А из тумана возник Одноухий…
Он стоял у самой воды, под развесистым ивовым кустом, подняв тяжелую башку со свалявшейся бурой бородой на горле и черным пятачком носа водил из стороны в сторону, втягивая плывущие над рекой запахи. Над водой летели рваные клочья тумана, желтая вода закручивалась в водовороты, вспухая шапками грязной пены, несло щепу, лесной сор, сухие коровьи лепешки. Воздух был взбаламучен и пестр. Мычали коровы на ферме чуть выше по течению, по-утреннему хрипло, недовольно, взревывал движок на рыбзаводе, глох, опять принимался кашлять, стреляя надсадным, буравящим ухо выхлопом, глох, и в такт ему ругались мужские голоса. Перекликались доярки, и тоненько бренчало железо. Блуждающими потоками возникали вдруг неведомо откуда занесенные голоса, прерываясь на полуслове, далекие шумы, и даже послышался вдруг над рекой трамвайный звонок, блуждающим призраком залетевший из далекого города. Голоса и шум возникали в плотном утреннем воздухе со всех сторон. Кто-то под самым носом, у Одноухого вдруг сказал: «Саша», рассмеялся, и тут же застучали чьи-то каблуки по асфальту.
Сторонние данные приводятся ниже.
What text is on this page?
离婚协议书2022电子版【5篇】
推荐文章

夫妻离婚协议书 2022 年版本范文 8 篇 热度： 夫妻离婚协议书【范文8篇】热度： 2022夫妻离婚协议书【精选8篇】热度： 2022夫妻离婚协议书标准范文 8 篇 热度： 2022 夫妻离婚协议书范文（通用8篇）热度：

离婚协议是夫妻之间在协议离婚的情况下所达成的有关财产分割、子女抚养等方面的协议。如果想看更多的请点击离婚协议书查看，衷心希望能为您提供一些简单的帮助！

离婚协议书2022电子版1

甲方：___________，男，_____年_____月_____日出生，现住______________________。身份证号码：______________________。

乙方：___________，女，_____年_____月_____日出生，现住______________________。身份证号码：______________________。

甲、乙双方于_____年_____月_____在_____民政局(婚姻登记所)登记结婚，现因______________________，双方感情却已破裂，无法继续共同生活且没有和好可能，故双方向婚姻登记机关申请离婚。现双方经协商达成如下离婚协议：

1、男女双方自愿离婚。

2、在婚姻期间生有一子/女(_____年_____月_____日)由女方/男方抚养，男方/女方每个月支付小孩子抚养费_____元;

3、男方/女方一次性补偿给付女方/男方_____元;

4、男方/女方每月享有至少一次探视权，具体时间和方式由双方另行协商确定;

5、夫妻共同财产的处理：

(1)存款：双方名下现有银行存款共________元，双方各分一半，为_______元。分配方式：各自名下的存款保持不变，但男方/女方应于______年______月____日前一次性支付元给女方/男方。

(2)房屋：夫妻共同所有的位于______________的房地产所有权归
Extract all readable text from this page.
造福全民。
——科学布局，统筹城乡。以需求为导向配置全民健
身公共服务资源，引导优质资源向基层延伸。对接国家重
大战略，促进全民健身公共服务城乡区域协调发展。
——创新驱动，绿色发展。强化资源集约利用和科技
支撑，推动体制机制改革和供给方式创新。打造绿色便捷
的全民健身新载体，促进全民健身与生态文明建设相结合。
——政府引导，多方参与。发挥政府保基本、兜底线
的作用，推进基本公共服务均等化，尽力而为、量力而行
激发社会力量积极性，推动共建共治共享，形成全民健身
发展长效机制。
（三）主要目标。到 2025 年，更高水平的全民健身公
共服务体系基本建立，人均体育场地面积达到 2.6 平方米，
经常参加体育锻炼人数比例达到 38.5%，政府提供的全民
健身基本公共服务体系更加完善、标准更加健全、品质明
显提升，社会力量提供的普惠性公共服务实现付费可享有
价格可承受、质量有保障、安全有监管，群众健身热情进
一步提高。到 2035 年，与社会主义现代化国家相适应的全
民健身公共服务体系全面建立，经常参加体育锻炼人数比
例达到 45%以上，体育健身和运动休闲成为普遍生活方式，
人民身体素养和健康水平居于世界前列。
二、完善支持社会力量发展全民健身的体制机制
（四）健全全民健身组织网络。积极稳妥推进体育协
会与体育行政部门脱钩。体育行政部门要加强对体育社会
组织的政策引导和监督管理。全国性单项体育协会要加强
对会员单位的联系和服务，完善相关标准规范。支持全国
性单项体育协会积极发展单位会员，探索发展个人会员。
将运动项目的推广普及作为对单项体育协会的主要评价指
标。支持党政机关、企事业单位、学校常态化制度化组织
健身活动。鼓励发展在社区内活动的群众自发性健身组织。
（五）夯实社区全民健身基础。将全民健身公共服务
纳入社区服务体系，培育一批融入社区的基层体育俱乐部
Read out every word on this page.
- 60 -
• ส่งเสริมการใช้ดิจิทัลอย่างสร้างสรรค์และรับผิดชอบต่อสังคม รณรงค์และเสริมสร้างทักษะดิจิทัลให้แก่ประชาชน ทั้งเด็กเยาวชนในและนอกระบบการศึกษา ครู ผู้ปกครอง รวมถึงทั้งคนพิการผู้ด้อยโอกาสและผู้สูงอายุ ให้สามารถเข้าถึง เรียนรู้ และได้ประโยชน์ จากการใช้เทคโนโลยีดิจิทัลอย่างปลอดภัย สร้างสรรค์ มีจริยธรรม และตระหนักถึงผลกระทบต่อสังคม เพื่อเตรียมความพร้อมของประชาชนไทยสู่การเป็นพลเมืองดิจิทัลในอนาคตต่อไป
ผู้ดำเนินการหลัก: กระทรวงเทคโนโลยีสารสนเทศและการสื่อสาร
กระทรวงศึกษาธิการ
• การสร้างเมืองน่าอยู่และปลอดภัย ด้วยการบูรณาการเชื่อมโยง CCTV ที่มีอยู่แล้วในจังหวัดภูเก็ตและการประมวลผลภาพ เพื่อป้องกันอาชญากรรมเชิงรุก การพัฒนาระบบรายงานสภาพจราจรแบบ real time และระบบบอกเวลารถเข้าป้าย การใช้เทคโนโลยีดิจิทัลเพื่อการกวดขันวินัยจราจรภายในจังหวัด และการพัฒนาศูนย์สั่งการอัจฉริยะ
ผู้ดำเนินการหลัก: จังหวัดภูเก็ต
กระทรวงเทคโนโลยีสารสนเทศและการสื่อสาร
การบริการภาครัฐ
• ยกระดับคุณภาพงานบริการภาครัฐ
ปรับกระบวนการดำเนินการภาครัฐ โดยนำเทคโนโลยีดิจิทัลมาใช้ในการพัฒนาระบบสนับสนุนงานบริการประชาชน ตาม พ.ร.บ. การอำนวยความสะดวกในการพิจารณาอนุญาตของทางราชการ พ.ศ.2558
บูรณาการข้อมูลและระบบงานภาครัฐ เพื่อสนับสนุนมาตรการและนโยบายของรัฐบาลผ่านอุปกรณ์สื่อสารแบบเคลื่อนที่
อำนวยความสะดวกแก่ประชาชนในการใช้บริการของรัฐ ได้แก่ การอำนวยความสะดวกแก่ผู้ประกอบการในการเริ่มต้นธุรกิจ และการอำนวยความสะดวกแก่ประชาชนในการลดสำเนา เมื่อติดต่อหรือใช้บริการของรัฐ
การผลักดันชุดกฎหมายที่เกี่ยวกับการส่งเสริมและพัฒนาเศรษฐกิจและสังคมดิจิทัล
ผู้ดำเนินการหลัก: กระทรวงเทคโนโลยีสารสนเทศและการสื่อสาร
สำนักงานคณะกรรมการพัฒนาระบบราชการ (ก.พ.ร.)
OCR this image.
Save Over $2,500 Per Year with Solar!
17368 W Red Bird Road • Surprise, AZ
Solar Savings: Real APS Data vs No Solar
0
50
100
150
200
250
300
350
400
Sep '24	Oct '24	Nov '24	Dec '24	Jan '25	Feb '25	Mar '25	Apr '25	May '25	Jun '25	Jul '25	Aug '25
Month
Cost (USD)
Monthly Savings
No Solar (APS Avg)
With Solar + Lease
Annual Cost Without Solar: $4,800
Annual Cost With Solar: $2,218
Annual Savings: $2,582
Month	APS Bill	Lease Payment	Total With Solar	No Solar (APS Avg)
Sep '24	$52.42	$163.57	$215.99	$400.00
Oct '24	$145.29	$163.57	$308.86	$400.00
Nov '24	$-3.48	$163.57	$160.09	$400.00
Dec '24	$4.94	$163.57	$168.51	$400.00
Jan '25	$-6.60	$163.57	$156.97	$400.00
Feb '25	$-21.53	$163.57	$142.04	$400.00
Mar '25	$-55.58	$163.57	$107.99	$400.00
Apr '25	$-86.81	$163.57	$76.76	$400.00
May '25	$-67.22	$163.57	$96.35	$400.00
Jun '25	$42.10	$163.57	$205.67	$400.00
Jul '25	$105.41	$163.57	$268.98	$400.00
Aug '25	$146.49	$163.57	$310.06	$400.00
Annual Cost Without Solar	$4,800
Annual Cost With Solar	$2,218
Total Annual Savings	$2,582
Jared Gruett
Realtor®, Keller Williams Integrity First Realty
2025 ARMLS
Медведь нервничал и то и дело крутил башкой, недоуменно порыкивая. Голоса возникали со всех сторон, воздух раздражал Одноухого. Воздух был суетлив и неспокоен и пах железом, коровами, мазутом. Воздух был сломан и пах несуразицей. Эта земля опять сменила кожу, и он не узнавал ее. Казалось, он заблудился и пришел куда-то не туда незваным гостем. Все вокруг было опять чужое – тропинки легли по-другому, река сменила цвет, голоса, похаживая вокруг, кричали о подмене. Но речка все равно была его, потому он и пришел сюда, как приходил много лет подряд, каждую осень, когда шла из океана на нерест кета. Он был слишком стар, чтобы менять ее. И слишком упрям.
Неподалеку от обмыска, где стоял под ивой Одноухий, проснулись в палатке два рязанских браконьера, приехавших на Сахалин за икрой. В палатке вдруг заворочались, закашлялись, остренько запиликал включенный приемник, и один из браконьеров, пожилой, вылез наружу, позевывая. Он встал у реки и пустил в воду тугую струю, зверски выворачивая в зевке челюсть и почесывая свободной рукой затылок. Позевал, позевал, потом застегнулся и полез в палатку досыпать.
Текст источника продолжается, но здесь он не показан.